A total of 242 patients were included in the intention-to-treat analysis. The median DOT was 10.04 days in the multiplex PCR plus conventional testing group and 11.3 days in the conventional testing alone group (difference -1.04 days; 95% CI, -2.42 to 0.17; p = 0.093). This difference was not statistically significant. An etiological diagnosis was established in significantly more patients in the multiplex PCR group (63.9% vs. 26.2%, p < 0.001). The most common pathogens identified were *Streptococcus pneumoniae*, *Legionella pneumophila*, and *Haemophilus influenzae*. Polymicrobial infections and viral infections were more frequent in the multiplex PCR group. Secondary endpoints showed a significantly shorter time to switch from intravenous to oral antibiotics and a shorter time to reach an etiological diagnosis in the multiplex PCR group. Significantly fewer patients in the multiplex PCR group required ICU admission. There were no significant differences in other secondary endpoints, including adverse events and 30-day mortality.

This study's findings do not support the routine use of multiplex real-time PCR for initial microbiological testing in hospitalized adults with CAP. Although multiplex PCR provided a faster etiological diagnosis and allowed for a faster switch to oral antibiotics, it did not significantly reduce the overall duration of antibiotic therapy. The lack of impact on the primary outcome might be due to several factors, including the early termination of the trial due to futility and the inherent complexity of CAP management, where clinical judgment plays a crucial role. The study's strength lies in its randomized controlled design, but the limitations warrant consideration.

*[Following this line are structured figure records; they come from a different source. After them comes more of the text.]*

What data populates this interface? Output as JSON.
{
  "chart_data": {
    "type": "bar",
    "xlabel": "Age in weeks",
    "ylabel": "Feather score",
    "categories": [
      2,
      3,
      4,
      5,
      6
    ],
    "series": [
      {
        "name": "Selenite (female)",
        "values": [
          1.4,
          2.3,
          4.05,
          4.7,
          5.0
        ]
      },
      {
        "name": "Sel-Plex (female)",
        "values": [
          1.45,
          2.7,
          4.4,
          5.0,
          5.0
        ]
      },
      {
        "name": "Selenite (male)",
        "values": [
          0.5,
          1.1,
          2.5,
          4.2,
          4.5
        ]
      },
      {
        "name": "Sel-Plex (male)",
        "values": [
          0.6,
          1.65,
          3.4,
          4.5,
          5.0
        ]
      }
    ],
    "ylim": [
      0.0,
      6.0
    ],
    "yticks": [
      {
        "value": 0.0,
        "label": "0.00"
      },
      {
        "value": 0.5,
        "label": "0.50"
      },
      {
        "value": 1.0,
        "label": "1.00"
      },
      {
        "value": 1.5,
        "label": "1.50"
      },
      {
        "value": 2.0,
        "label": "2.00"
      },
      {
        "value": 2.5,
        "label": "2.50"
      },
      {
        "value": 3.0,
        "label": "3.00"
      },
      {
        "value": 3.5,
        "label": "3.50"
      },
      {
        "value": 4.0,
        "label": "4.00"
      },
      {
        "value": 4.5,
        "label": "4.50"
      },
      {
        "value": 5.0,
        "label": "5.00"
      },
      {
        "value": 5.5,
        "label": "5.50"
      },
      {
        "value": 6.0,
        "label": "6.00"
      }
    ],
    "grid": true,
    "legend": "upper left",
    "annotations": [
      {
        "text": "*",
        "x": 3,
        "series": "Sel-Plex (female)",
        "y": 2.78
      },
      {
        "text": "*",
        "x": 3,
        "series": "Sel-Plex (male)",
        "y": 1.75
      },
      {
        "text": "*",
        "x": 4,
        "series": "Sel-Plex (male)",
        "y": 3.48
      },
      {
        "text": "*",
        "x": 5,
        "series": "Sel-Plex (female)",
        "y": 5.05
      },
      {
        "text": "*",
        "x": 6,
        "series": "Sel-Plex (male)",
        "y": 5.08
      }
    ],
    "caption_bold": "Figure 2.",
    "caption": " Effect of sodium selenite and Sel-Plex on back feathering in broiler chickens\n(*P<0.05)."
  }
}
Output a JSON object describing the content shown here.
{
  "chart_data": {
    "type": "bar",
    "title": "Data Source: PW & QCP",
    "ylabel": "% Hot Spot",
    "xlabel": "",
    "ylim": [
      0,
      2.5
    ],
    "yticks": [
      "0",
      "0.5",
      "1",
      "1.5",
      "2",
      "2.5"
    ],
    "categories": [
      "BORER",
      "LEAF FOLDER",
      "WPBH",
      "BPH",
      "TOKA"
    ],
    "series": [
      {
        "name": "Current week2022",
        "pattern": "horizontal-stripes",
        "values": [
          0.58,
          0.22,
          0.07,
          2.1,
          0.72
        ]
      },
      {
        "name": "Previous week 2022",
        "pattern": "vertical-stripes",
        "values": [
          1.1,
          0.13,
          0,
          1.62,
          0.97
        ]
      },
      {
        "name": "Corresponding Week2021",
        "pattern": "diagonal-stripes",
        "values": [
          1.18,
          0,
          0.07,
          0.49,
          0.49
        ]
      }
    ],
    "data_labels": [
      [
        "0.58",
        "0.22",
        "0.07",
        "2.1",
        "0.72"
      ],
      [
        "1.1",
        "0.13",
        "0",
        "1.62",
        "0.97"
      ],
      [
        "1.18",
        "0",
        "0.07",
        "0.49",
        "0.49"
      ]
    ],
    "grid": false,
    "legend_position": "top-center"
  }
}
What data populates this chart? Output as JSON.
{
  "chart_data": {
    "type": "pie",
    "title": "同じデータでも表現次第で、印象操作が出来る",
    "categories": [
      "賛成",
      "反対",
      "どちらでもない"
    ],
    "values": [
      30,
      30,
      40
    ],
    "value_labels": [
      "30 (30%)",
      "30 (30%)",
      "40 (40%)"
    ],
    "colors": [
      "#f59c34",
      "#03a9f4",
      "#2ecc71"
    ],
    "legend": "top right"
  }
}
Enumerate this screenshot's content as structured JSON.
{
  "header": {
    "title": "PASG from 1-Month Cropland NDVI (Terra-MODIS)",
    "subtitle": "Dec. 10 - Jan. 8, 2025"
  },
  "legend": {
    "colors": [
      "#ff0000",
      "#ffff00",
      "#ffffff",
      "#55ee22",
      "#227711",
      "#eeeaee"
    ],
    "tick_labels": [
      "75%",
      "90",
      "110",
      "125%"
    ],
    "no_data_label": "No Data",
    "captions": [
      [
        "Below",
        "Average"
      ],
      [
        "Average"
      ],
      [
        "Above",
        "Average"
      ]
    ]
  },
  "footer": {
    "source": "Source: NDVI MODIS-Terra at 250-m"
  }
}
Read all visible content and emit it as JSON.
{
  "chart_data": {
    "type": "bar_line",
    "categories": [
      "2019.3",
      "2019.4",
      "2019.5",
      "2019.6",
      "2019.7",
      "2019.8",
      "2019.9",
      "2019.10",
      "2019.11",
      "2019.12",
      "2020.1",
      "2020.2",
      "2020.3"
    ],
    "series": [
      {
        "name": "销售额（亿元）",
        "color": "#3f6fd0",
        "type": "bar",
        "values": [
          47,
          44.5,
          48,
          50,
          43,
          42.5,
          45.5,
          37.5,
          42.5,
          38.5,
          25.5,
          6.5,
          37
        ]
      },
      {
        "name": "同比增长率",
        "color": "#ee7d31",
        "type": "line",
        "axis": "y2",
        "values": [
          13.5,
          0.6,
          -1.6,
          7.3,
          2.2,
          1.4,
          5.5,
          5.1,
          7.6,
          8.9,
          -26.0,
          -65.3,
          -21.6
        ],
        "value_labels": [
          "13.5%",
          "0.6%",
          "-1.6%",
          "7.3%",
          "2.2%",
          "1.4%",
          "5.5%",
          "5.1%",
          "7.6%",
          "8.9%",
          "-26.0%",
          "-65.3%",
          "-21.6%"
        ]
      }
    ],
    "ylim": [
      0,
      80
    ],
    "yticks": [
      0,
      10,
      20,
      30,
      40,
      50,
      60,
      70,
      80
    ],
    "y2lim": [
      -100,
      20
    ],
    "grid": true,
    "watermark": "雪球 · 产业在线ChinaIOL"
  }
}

The RADICAP trial failed to demonstrate a significant reduction in antibiotic use with the addition of multiplex real-time PCR to standard microbiological testing for hospitalized CAP patients. Further research might explore alternative strategies to improve the diagnostic accuracy of CAP and optimize antibiotic use, focusing on patient subgroups and specific clinical scenarios.

The study was stopped early due to futility and slow recruitment affected by the COVID-19 pandemic. This early termination might have limited the ability to detect a smaller but still clinically meaningful difference in antibiotic use. The relatively small sample size might also have reduced the statistical power to detect differences between groups. The use of different sample types for PCR testing introduces potential heterogeneity.